Während in den Fünfzigerjahren des vergangenen Jahrhunderts in Deutschland der Wiederaufbau längst begonnen hatte und die Wirtschaft eine rasante Aufwärtsentwicklung verzeichnete, war der Süden Italiens nach wie vor von existenzieller Armut geprägt. Insbesondere Sizilien und der Süden Sardiniens, aber auch die Regionen Apulien und Kalabrien hatten schwere Kriegsschäden erlitten, hinzu kamen wenig fruchtbare Böden, lange sommerliche Trockenheit, teilweise noch feudale Strukturen und ein hohes Bevölkerungswachstum. Kein Wunder, war der sogenannte „Mezzogiorno“ auch für Italien selbst ein permanentes Sorgenkind, und die Bruchlinie zwischen dem reichen industrialisierten Norden und dem rückständigen Süden kaum zu überwinden. Für viele junge Männer war Auswanderung die einzige Perspektive.

So fand auch Salvatore Bacchitta im Jahr 1963 den Weg nach Deutschland. Fünf Jahre früher war schon ein älterer Bruder nach Wiesental gekommen. Insgesamt hatten die Eltern dreizehn Kinder. Sein Vater baute mit einem Ochsengespann auf dem kargen Boden Getreide in Form von Gerste und Hafer an. Wenn am Wochenende noch etwas Geld übrig war, so erinnert sich Salvatore, kaufte seine Mutter den Kopf eines Schafes, um eine nahrhafte Suppe für die Familie daraus zu kochen. 1938 geboren, sind Salvatore die Weltkriegsjahre noch in lebhafter Erinnerung. In der Schule seines Heimatortes waren deutsche Soldaten einquartiert, entsprechend rudimentär war der Unterricht für seine Altersgenossen. Einer der Soldaten hob ihn eines Tages hoch und nahm ihn in den Arm – möglicherweise erinnerten ihn die Augen des Kindes an seinen kleinen Sohn in der fernen Heimat. Einmal war in der Grundschule seine Versetzung in die nächsthöhere Klasse gefährdet, weil die Noten ausgerechnet im Fach Italienisch ungenügend waren – zu Hause wurde ausschließlich das mit dem Spanischen verwandte Sardisch gesprochen. Die Kinder baten daraufhin ihre Mutter, doch endlich ein Radio zu kaufen.

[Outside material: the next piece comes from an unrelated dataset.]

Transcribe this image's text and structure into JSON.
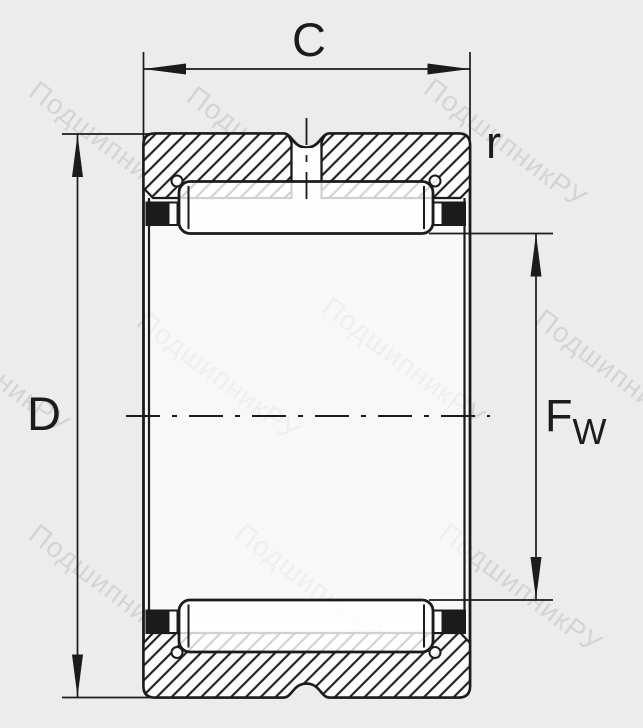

Das „Riv“ in der Karlstraße

Nach einem kurzen Intermezzo bei der Gemeinde Wiesental fand Salvatore eine Anstellung bei der Firma Siporex in Wiesental. 72 Stunden pro Woche absolvierte er mit seinem Trupp in der Herstellung von Fertigelementen aus Gasbeton, bis ihm ein Bekannter ein bereits fertig eingerichtetes Eiscafé in Weingarten zur Pacht anbot. Die Eheleute Bacchitte sagten zu und erweiterten als Quereinsteiger das örtliche gastronomische Angebot. Damit war der Grundstein für die Kombination aus Espressobar, Pizzeria und Gelateria in der Karlstraße gelegt, und weil man Riviera so schwer aussprechen kann, wurde es in der Weingartener Umgangssprache auf „Riv“ verkürzt. Schnell wurde das kleine Lokal zum Treffpunkt für die junge Generation, für Vereine nach dem abendlichen Training oder der Chorprobe und für Familien am Wochenende. Ein Eisverkauf beim Freibad und in der Spitalstraße ergänzten die Palette.

Eine weitere Stufe aufwärts

Die Eheleute Lina und Salvatore arbeiteten täglich abwechselnd von acht Uhr morgens bis ein Uhr nachts. Wirtschaftlich ging es allmählich voran, und auch ihre drei Kinder halfen tatkräftig mit. Der Schritt in die Selbständigkeit erwies sich als richtig. Eine Stufe aufwärts ging es dann in den Achtzigerjahren mit dem Kauf und der Sanierung einer Immobilie an der Ecke Bahnhofstraße und Paulusstraße. Das nach Salvatores Heimatort benannte „Cala Gonone“ bot über lange Jahre Pizza und Klassiker der mediterran-sardischen Küche sowie eine kleine Eispalette an, und der alte Ford Granada, mit dem das Holz aus dem Gemeindewald für die Befeuerung des Pizzaofens transportiert wurde, wird vielen Weingartnern noch in bester Erinnerung sein.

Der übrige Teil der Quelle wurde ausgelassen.